Il modo di rivelarsi di Dio è sempre oltre le definizioni. Che comunque servono, altroché, ma vengono dopo. Dopo l'esperienza di un altro tipo di linguaggio. Partire dalla definizione è pure possibile, ma fermarsi lì senza imparare questo linguaggio è un grande inganno che non porta a niente di bello.

Ma di che linguaggio parlo? Provo a dirlo come lo capisco io...

Sapete che nel vangelo non c'è mai scritto che Dio è Trinità.. e questo non vi sorpenderà tanto, anzi qualcuno dirà: visto che la Chiesa, i preti si sono inventati un sacco di roba?

Bene. Ma non c'è nemmeno scritto nei vangeli che Dio è amore!
Non scherzo, non c'è proprio scritto.
"Dio è amore" lo dice non Gesù ma già la Chiesa nella persona dell'apostolo Giovanni in una sua lettera (1Gv 4,8.16). Certo anche questa è Parola ispirata da Dio... ma colpisce che i vangeli, che più di ogni altro scritto dovrebbero svelarci il mistero del Dio fatto uomo non arrivino a tale "definizione" sublime! Perché?

Penso ai nostri genitori.
Non è che prima che nascessimo si sono messi lì a teorizzare come ci avrebbero voluto bene.
E quando siamo nati non si sono messi a farci "catechesi" e proclami su come intendevano farci del bene, su quello che avrebbero fatto per noi. Non ci hanno riversato addosso astrazioni e concetti, idee o teorie.
Prima che noi fossimo in grado di ripetere mamma o papà ci hanno prima di tutto accolto (e di questi tempi già nascere e non essere abortiti per i più svariati motivi è una grazia), ci hanno nutrito, abbracciato, sorriso, e pulito tutte le volte che ce la facevamo addosso....
Certo, almeno così sarebbe dovuto essere per tutti. Ma la delicatezza di questo "insegnamento" senza parola è così grande che tutte le volte che qualcosa non ha funzionato si sono riportate ferite che segnano per tutta la vita. Ferite che rimangono a prescindere dalle parole che dicono che va tutto bene.

Apro il vangelo allora. E vedo una Parola che per parlarmi si fa muta, piccolo infante (in-fans: che non parla).
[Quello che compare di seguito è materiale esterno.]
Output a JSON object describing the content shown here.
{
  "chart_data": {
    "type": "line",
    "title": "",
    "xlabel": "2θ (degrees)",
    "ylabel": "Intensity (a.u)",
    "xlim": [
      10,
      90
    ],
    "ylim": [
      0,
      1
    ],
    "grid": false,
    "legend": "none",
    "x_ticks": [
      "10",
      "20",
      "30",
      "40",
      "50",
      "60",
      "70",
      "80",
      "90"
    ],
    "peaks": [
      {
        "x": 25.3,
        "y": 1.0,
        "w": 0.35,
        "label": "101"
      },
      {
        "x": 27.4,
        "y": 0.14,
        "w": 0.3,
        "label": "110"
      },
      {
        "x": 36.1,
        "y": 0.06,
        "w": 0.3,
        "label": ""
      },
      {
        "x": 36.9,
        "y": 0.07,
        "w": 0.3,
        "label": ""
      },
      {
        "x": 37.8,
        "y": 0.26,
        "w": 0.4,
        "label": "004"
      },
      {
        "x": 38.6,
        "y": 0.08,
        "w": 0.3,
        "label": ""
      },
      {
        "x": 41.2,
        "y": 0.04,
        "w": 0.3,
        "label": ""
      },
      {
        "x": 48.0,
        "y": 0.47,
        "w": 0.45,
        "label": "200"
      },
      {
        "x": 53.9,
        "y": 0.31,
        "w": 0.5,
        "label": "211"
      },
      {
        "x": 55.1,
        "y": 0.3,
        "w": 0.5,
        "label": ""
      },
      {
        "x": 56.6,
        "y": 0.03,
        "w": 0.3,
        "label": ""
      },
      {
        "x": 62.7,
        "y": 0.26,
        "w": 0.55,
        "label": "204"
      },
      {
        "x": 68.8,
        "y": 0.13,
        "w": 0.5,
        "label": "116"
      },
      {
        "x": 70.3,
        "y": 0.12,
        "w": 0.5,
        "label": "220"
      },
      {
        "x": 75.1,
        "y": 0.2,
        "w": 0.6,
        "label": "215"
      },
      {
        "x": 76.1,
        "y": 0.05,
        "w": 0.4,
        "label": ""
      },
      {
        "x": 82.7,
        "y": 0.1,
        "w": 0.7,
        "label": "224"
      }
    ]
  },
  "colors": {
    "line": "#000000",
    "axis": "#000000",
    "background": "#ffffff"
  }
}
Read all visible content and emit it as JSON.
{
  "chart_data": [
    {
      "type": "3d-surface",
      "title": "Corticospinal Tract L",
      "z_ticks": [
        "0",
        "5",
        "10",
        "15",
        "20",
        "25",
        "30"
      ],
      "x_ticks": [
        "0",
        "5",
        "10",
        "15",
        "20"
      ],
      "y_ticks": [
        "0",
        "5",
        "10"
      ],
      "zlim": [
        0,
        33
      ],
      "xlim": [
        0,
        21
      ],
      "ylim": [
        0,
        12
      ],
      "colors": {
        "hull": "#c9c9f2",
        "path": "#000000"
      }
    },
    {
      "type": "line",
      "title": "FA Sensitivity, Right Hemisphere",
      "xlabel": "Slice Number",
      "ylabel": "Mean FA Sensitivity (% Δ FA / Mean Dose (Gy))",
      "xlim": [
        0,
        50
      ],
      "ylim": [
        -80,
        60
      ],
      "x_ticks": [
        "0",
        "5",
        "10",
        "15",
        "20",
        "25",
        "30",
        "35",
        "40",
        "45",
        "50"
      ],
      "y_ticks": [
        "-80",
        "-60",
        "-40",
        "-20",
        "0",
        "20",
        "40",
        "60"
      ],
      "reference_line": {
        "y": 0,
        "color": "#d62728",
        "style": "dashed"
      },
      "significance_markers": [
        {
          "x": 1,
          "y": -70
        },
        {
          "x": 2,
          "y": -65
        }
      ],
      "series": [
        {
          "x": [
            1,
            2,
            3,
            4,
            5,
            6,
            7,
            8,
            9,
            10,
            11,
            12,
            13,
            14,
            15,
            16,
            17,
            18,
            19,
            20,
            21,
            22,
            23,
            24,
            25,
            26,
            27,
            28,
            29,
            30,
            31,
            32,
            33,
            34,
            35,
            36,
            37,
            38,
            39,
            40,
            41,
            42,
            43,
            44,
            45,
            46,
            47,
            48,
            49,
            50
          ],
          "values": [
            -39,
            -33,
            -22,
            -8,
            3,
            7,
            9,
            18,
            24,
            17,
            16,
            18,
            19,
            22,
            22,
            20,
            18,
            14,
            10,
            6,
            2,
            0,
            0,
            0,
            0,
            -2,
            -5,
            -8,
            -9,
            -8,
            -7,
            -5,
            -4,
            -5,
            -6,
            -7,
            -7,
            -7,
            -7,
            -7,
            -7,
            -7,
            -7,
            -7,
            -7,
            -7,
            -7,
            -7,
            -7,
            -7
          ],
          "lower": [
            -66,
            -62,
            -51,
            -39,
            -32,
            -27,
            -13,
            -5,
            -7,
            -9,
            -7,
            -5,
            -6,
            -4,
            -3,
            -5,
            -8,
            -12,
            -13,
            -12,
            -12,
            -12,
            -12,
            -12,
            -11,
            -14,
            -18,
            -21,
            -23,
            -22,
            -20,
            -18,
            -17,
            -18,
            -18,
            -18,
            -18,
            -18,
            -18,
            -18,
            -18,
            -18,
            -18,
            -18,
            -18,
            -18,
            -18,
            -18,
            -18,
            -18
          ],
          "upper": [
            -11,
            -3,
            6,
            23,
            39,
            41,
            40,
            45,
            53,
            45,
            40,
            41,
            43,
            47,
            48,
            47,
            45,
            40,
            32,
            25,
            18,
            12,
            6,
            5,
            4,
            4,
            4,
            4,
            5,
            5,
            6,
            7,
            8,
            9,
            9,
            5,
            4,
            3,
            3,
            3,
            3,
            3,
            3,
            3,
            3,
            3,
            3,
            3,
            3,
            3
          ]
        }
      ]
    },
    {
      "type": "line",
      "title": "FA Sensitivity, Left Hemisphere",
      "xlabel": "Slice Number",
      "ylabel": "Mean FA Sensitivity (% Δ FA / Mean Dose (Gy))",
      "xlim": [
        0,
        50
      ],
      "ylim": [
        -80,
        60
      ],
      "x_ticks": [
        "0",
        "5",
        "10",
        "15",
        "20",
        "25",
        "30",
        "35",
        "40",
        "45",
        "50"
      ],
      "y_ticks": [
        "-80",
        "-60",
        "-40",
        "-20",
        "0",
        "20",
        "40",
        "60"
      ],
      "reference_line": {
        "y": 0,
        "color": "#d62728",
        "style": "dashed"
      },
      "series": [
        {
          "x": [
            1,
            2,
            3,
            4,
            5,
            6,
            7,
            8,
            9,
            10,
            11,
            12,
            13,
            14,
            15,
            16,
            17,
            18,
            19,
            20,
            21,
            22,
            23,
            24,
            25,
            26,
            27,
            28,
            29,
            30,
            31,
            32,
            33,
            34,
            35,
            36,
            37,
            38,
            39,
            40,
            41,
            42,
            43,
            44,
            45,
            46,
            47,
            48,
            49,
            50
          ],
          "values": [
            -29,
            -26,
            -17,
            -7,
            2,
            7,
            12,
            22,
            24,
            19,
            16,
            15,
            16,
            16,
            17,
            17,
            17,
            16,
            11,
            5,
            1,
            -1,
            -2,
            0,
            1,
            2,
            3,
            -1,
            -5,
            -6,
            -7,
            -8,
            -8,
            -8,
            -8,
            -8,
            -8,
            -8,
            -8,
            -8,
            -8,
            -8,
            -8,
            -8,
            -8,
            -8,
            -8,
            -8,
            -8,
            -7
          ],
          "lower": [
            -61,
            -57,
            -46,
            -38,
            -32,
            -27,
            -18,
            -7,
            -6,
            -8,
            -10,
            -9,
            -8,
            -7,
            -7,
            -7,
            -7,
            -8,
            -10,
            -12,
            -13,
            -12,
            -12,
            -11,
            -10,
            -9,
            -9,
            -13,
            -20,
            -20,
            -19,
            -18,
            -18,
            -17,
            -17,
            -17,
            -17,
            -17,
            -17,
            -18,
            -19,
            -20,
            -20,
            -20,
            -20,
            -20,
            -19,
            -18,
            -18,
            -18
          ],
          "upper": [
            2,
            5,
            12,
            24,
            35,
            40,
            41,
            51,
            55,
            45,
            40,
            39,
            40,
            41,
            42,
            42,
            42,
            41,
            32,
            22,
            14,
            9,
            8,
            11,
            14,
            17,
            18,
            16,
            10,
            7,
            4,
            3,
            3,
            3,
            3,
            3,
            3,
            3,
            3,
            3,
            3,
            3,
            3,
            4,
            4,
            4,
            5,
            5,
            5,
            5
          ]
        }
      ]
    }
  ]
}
Il Figlio di Dio che si fa servo e nasce nella povertà, nella persecuzione e negli stenti di una vita nascosta.

Un Dio che prende la mia carne, la mia umanità, con tutti i suoi limiti, con la sua morte.
Un Dio che cammina e mi cerca, affaticandosi, sulle strade che io percorro tutti i giorni sbadatamente.

Un Dio che tocca le mie profonde ferite, che circonda di tenerezze chi sa solo pensare freddamente a se stesso. Un Dio che per me è rinnegato, sputato, condannato, affisso al legno della vergogna...

e seguendolo fino in fondo, passo passo non sentirò mai la parola amore...
No.
Fino a quando sotto quella croce forse mi si potranno aprire gli occhi.
E capire che quella parola non sarebbe mai bastata.
E' una parola che esplode se colmata da questa vita donata senza fine per me.

Giustamente un discepolo, Giovanni, sotto la croce, la può imparare e ridire ai suoi fratelli.
Ma lui che é Amore si comunica come vita e non come teoria dell'amore.

Lo stesso dicasi quindi per quest'intima vita di Dio che si rivela nel Cristo.
Guardando Lui vedo l'imponenza grandiosa della sua umanità e il suo vivere totalmente per un Altro. Il Padre. Lui che dice di essere con Lui una cosa sola, nell'unico Soffio di Vita che è lo Spirito che comunica a noi sua Chiesa questa stessa vita divina.

La Scrittura ci consegna un'esperienza. Esperienza che si fa vita nella Chiesa di tutti i tempi. Esperienza in cui lo sguardo amante e ragionante fissa il suo sguardo e cerca a tentoni delle parole che possano balbettare qualcosa di questo Mistero.

La parola latina "trinitas" (equivalente del greco trias) è una di queste. La usa per primo Tertulliano (morto verso il 220) per affermare l'unità divina ed evitare contemporanemente di pensare che il Padre, il Figlio e lo Spirito Santo siano la stessa persona, cosa che poteva succedere marcando troppo il concetto di "unitas". Per approfondire la questione si possono consultare tanti testi specializzati. Io suggerisco questo, che unisce rigore e chiarezza: L.F. Ladaria, Il Dio vivo e vero. Il mistero della Trinità, ed. Piemme, Casale Monferrato 1999, 3a ed. 2004.

I musulmani ci dicono: Dio è uno, come può avere un Figlio?
Noi rispondiamo: Dio è Amore, come può essere solo?

Dio è in se stesso Amore, a prescindere dal fatto che abbia creato e amato noi.
E' in se stesso Comunione di Persone, nella perfetta Unità e Distinzione.